Source : Mordheim, proposé par Freedom.

« "Les Seigneurs de la Nuit ne se laisseront pas intimider par cette vermine !" tonna le Comte Vusitch et frappant du poing sur la table. Sa main fine et pâle fit tomber un verre de cristal en percutant le bois ouvragé, qui heurta la pierre du sol et se brisa en mille morceaux. Retrouvant sa contenance et son port altier, le vampire fit un geste à ses goules afin qu'ils le remplacent. Ces dernières se traînèrent dans une parodie d'étiquette, vêtues de costumes de domestiques sales et déchirés.

Il porta le verre à ses lèvres et but une longue gorgée de sang, avant que son regard ne se pose sur le visage encapuchonné de Keloch assis en face de lui.

Ce dernier ne semblait pas perturbé par l'accès de colère de Vusitch et s'adressa sans la regarder à une créature voûtée située à sa droite. Sa voix était lente et mesurée :"Qu'en penses-tu Friedrich ?"

Friedrich était un être bossu, un monstre qui dissimulait ses malformations sous des haillons tachés de sang séché, mais ses yeux brillaient d'une lueur animale et il fixait Vusitch avec mépris.

"Cette vampire," commença-t-il, "s'en prend à ceux de sa propre espèce ?" La fin de sa phrase se perdit dans un grognement rauque.

"C'est une mercenaire" répondit une voix calme et envoûtante. Dame Isabette était la dernière des quatre seigneurs de la nuit présents. Elle se tenait assise à l'écart, cachée dans la pénombre. "Elle a dérobé un puissant artefact à ma maîtresse, un joyau appelé le Noctu."

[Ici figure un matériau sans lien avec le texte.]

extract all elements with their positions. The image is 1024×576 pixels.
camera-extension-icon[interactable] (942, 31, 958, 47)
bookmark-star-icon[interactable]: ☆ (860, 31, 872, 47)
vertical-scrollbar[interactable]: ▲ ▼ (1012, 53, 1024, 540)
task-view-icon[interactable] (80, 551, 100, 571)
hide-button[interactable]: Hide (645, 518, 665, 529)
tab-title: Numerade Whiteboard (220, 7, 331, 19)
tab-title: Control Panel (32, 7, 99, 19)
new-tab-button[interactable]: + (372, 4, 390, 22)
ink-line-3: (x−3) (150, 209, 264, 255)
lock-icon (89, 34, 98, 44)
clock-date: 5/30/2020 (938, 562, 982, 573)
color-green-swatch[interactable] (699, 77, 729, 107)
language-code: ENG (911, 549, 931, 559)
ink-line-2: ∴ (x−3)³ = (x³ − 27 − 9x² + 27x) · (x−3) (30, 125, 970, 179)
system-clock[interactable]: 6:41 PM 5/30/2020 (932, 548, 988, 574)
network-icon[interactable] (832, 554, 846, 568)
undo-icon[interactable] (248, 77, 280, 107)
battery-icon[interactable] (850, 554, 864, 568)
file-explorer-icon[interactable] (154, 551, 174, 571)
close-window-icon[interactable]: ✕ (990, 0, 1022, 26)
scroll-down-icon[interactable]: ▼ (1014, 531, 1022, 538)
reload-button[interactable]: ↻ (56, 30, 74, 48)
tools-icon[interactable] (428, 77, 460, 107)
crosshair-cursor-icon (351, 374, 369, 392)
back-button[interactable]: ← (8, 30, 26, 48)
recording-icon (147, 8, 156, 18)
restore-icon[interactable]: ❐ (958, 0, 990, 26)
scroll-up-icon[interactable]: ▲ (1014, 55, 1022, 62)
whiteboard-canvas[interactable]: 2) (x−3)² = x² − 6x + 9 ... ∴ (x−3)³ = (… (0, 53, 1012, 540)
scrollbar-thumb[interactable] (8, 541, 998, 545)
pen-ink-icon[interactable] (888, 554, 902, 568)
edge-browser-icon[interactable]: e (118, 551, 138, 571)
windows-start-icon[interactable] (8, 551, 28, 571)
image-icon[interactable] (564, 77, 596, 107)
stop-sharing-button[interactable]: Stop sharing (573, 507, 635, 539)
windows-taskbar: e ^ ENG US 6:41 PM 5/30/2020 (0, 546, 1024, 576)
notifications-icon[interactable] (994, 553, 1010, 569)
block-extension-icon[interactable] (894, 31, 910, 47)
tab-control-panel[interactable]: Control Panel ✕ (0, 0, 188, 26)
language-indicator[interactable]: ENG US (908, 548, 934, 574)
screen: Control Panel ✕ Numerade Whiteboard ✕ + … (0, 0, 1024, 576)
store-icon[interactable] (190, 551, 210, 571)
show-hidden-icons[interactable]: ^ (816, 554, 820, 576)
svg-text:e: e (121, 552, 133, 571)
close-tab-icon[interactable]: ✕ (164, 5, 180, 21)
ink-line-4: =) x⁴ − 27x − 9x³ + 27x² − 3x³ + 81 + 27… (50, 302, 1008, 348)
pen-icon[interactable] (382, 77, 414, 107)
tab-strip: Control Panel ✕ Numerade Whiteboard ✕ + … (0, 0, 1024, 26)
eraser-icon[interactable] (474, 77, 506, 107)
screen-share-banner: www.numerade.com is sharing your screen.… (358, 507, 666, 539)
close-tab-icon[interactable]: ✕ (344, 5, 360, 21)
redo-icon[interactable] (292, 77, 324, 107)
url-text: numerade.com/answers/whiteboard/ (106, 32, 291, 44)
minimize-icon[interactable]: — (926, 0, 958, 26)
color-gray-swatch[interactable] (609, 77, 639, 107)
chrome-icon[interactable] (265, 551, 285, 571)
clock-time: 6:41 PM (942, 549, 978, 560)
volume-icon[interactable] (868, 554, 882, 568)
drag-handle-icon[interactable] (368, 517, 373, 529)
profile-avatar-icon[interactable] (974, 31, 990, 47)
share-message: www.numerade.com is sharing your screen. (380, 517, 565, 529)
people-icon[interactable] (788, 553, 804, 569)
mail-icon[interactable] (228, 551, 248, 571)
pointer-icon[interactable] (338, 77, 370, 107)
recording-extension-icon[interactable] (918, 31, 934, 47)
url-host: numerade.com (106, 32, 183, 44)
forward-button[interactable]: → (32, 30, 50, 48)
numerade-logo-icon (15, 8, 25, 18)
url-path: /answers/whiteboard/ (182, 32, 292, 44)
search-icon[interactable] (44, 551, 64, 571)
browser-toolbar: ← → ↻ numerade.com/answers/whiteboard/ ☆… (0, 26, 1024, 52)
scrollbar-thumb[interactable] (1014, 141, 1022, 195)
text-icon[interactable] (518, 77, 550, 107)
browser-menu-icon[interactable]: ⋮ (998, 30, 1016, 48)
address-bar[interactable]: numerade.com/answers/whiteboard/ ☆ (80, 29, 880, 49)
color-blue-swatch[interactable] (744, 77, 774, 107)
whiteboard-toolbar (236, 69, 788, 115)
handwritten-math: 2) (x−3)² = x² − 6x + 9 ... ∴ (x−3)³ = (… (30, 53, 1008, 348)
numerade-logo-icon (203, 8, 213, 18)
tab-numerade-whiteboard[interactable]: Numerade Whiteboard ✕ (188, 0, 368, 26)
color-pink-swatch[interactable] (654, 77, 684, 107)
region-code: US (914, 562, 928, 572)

"Nous connaissons très bien tes motivations, Lahmiane" la coupa Vusitch en se penchant vers elle, "et nous savons également l'importance de la prime mise sur sa tête. Mais ce qui nous préoccupe pour l'instant est le danger qu'elle fait peser sur nous et sur notre alliance." Pour appuyer ses arguments il étendit les bras, embrassant l'intérieur du relais routier où se déroulait la rencontre. Des corps vidés de leur sang étaient allongés ici et là. Les goules de Vusitch avaient commencé à en dévorer certains, du moins lorsqu'elles arrivaient à ne pas attirer l'attention de leur maître.

"Elle est effectivement une menace sérieuse pour nos opérations," acquiesça Keloch.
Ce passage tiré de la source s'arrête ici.